Delivering Real-Time Intelligence
The question is also how this real-time intelligence should reach us. One option is to use screens – you might get this information on your computer screen or your phone. However, this might only cover a small part of all these tactical interactions in which humans partake. There’s also the option to have headphones where the model might whisper some advice to you, but that probably isn’t optimal because it’s somewhat distracting.
Personally, I believe that this real-time intelligence creates a great use case for smart glasses. We’re seeing some interesting products here created by Meta. I currently prefer a product called Frame by a startup company, Brilliant Labs. They try to build more tinkering-friendly software and hardware. It has microphones, a camera, and, most interestingly, a simple AR layer over the glasses that can, for example, display text being generated by a language model.
Future Possibilities
Looking further into the future, devices such as Neuralink might start playing a role in real-time intelligence. Even though today it might sound a bit far-fetched, I believe it is actually much closer than most people think.
Current Limitations
Current chatbots might be able to use certain tools like a search engine or access a file or a database. However, it’s almost never that these chatbots actually connect us to other humans.
The Future of AI-Human Connections
Future AI systems will have the ability to contact humans or other AI systems as needed. This could be either to obtain information that is currently not available to the AI system by other means, or in some cases to delegate a task. This possibly also changes the dynamic where it’s always humans delegating tasks to an AI system – it might actually happen the other way around.
AI-to-Human Communication
For AI-to-human communication to be as smooth as possible, a key channel is voice. And in this domain a new milestone has also just been reached – OpenAI made the new Advanced Voice Available in ChatGPT application and the corresponding model made accessible through their new Realtime API.
Emotional Intelligence in AI
Another aspect that is also well supported now with advanced voice AI is the focus on emotional intelligence.
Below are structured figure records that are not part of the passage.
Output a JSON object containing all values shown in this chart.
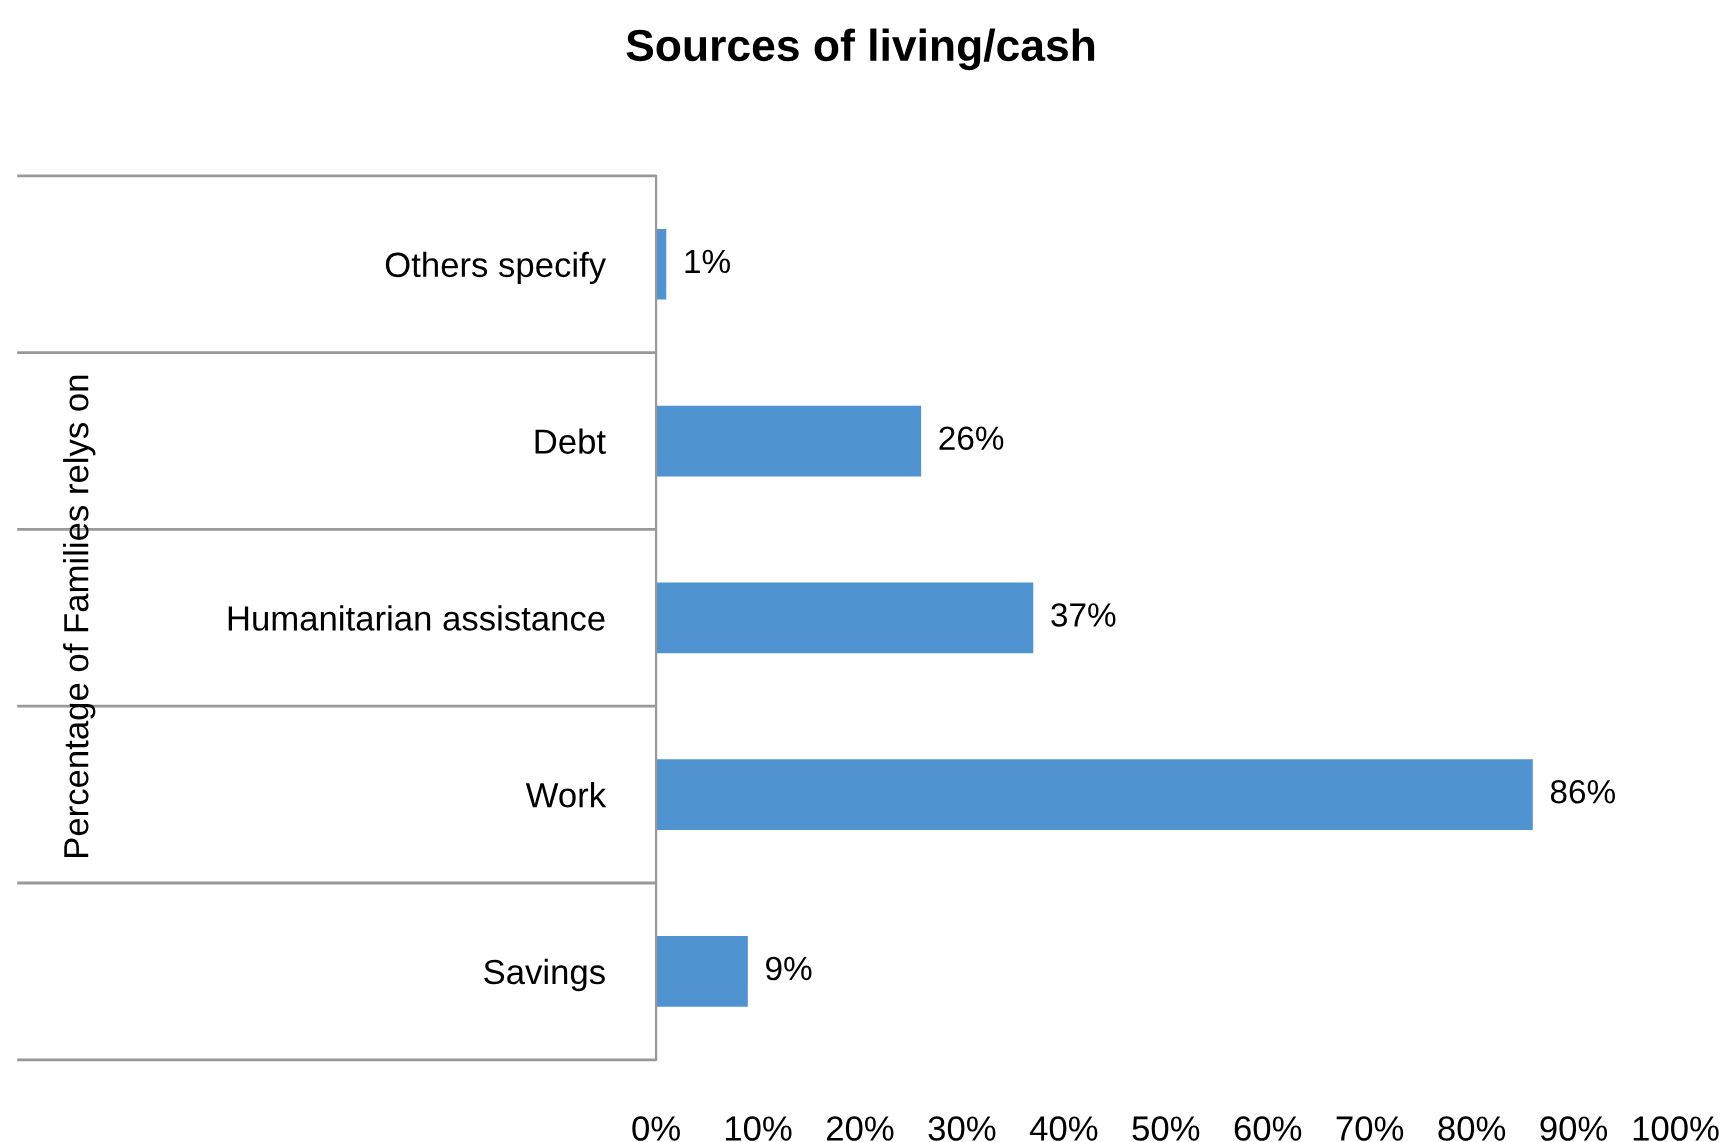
{
  "chart_data": {
    "type": "bar",
    "orientation": "horizontal",
    "title": "Sources of living/cash",
    "annotations": [
      "Percentage of Families relys on"
    ],
    "categories": [
      "Others specify",
      "Debt",
      "Humanitarian assistance",
      "Work",
      "Savings"
    ],
    "values": [
      1,
      26,
      37,
      86,
      9
    ],
    "value_labels": [
      "1%",
      "26%",
      "37%",
      "86%",
      "9%"
    ],
    "color": "#4f93d0",
    "xlim": [
      0,
      100
    ],
    "xticks": [
      {
        "value": 0,
        "label": "0%"
      },
      {
        "value": 10,
        "label": "10%"
      },
      {
        "value": 20,
        "label": "20%"
      },
      {
        "value": 30,
        "label": "30%"
      },
      {
        "value": 40,
        "label": "40%"
      },
      {
        "value": 50,
        "label": "50%"
      },
      {
        "value": 60,
        "label": "60%"
      },
      {
        "value": 70,
        "label": "70%"
      },
      {
        "value": 80,
        "label": "80%"
      },
      {
        "value": 90,
        "label": "90%"
      },
      {
        "value": 100,
        "label": "100%"
      }
    ],
    "grid": false,
    "legend": false
  }
}
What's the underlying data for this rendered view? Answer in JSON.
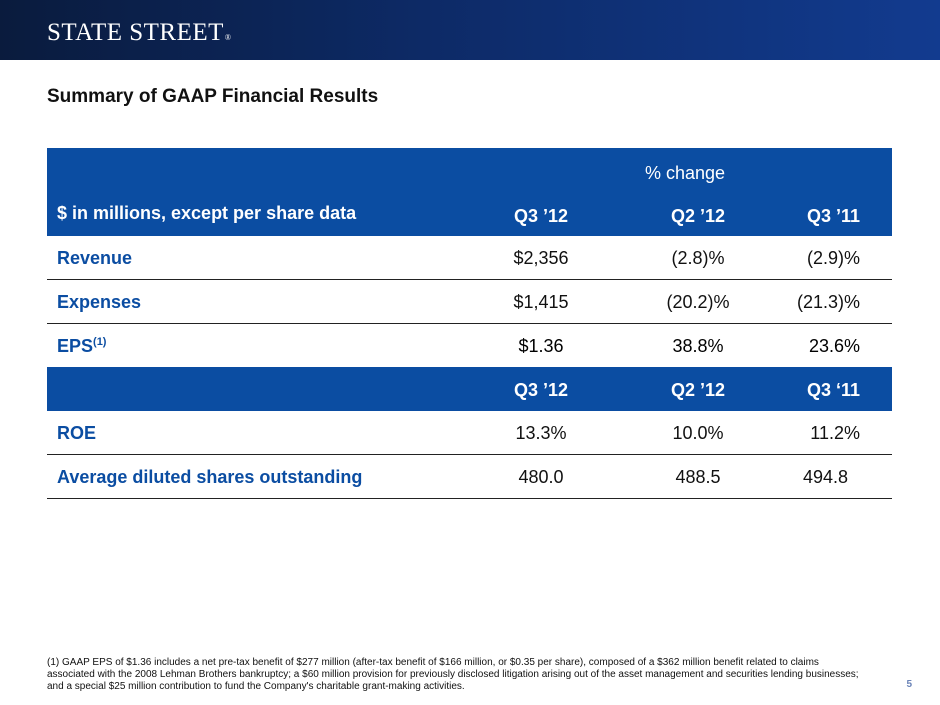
{
  "header": {
    "logo_text": "STATE STREET",
    "logo_mark": "®",
    "brand_colors": {
      "band_dark": "#0a1b3d",
      "band_light": "#123b8f",
      "table_blue": "#0b4da2"
    }
  },
  "page": {
    "title": "Summary of GAAP Financial Results",
    "page_number": "5"
  },
  "table": {
    "header": {
      "pct_change_label": "% change",
      "row_label": "$ in millions, except per share data",
      "columns": [
        "Q3 ’12",
        "Q2 ’12",
        "Q3 ’11"
      ]
    },
    "rows_top": [
      {
        "label": "Revenue",
        "values": [
          "$2,356",
          "(2.8)%",
          "(2.9)%"
        ]
      },
      {
        "label": "Expenses",
        "values": [
          "$1,415",
          "(20.2)%",
          "(21.3)%"
        ]
      },
      {
        "label": "EPS",
        "label_sup": "(1)",
        "values": [
          "$1.36",
          "38.8%",
          "23.6%"
        ]
      }
    ],
    "subheader": {
      "columns": [
        "Q3 ’12",
        "Q2 ’12",
        "Q3 ‘11"
      ]
    },
    "rows_bottom": [
      {
        "label": "ROE",
        "values": [
          "13.3%",
          "10.0%",
          "11.2%"
        ]
      },
      {
        "label": "Average diluted shares outstanding",
        "values": [
          "480.0",
          "488.5",
          "494.8"
        ]
      }
    ]
  },
  "footnote": {
    "marker": "(1)",
    "text": "GAAP EPS of $1.36 includes a net pre-tax benefit of $277 million (after-tax benefit of $166 million, or $0.35 per share), composed of a $362 million benefit related to claims associated with the 2008 Lehman Brothers bankruptcy; a $60 million provision for previously disclosed litigation arising out of the asset management and securities lending businesses; and a special $25 million contribution to fund the Company's charitable grant-making activities."
  }
}
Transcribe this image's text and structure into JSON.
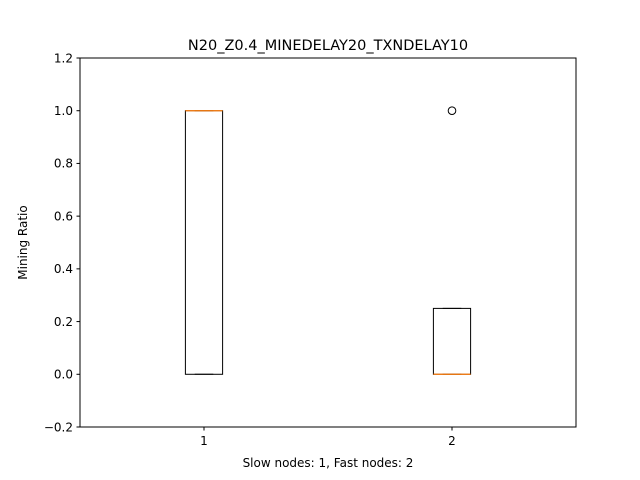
{
  "chart_data": {
    "type": "boxplot",
    "title": "N20_Z0.4_MINEDELAY20_TXNDELAY10",
    "xlabel": "Slow nodes: 1, Fast nodes: 2",
    "ylabel": "Mining Ratio",
    "ylim": [
      -0.2,
      1.2
    ],
    "xlim": [
      0.5,
      2.5
    ],
    "yticks": [
      -0.2,
      0.0,
      0.2,
      0.4,
      0.6,
      0.8,
      1.0,
      1.2
    ],
    "ytick_labels": [
      "−0.2",
      "0.0",
      "0.2",
      "0.4",
      "0.6",
      "0.8",
      "1.0",
      "1.2"
    ],
    "categories": [
      "1",
      "2"
    ],
    "boxes": [
      {
        "position": 1,
        "whisker_low": 0.0,
        "q1": 0.0,
        "median": 1.0,
        "q3": 1.0,
        "whisker_high": 1.0,
        "fliers": []
      },
      {
        "position": 2,
        "whisker_low": 0.0,
        "q1": 0.0,
        "median": 0.0,
        "q3": 0.25,
        "whisker_high": 0.25,
        "fliers": [
          1.0
        ]
      }
    ],
    "grid": false,
    "colors": {
      "box": "#000000",
      "median": "#ff7f0e",
      "flier": "#000000"
    }
  }
}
If this interaction between AI and humans is to become more common, AI systems will need to respond to certain emotional states that humans are in and also to communicate with a voice that contains some semblance of emotions. Otherwise, humans will find it robotic.
Current State: AI in the Digital World
Currently, chatbots, as with most other AI systems, really reside in the digital world. Of course, there are exceptions, but they are mostly there.
The Future: Embodied AI Presence
I believe that AI systems will progressively increase their embodied presence in the real world, let’s call it the non-digital world. And this will happen in many different ways.
The Role of Humanoid Robotics
One of the most noticeable ways this will happen is through humanoid robotics. Whenever I mention humanoid robotics, most people still consider it something that is very far away, that it’s something we really shouldn’t be bothered with right now. And I think that actually it’s one of the most currently misunderstood technologies and also a highly undervalued one.
Currently, if you pay a bit more attention to this space, you notice that there are a lot of companies now competing in this area, such as 1X, Figure, Tesla, Sanctuary AI, Agility Robotics, Unitree Robotics and many more. A lot of them have now reached a level of maturity where at least limited commercial releases of their products are realistic in the year 2025.
As we move beyond the chatbot paradigm, we’re entering an era where AI becomes more autonomous, context-aware, proactive, and deeply integrated into both our digital and physical worlds. These advancements promise to reshape how we interact with AI, potentially leading to more natural, efficient, and powerful collaborations between humans and artificial intelligence.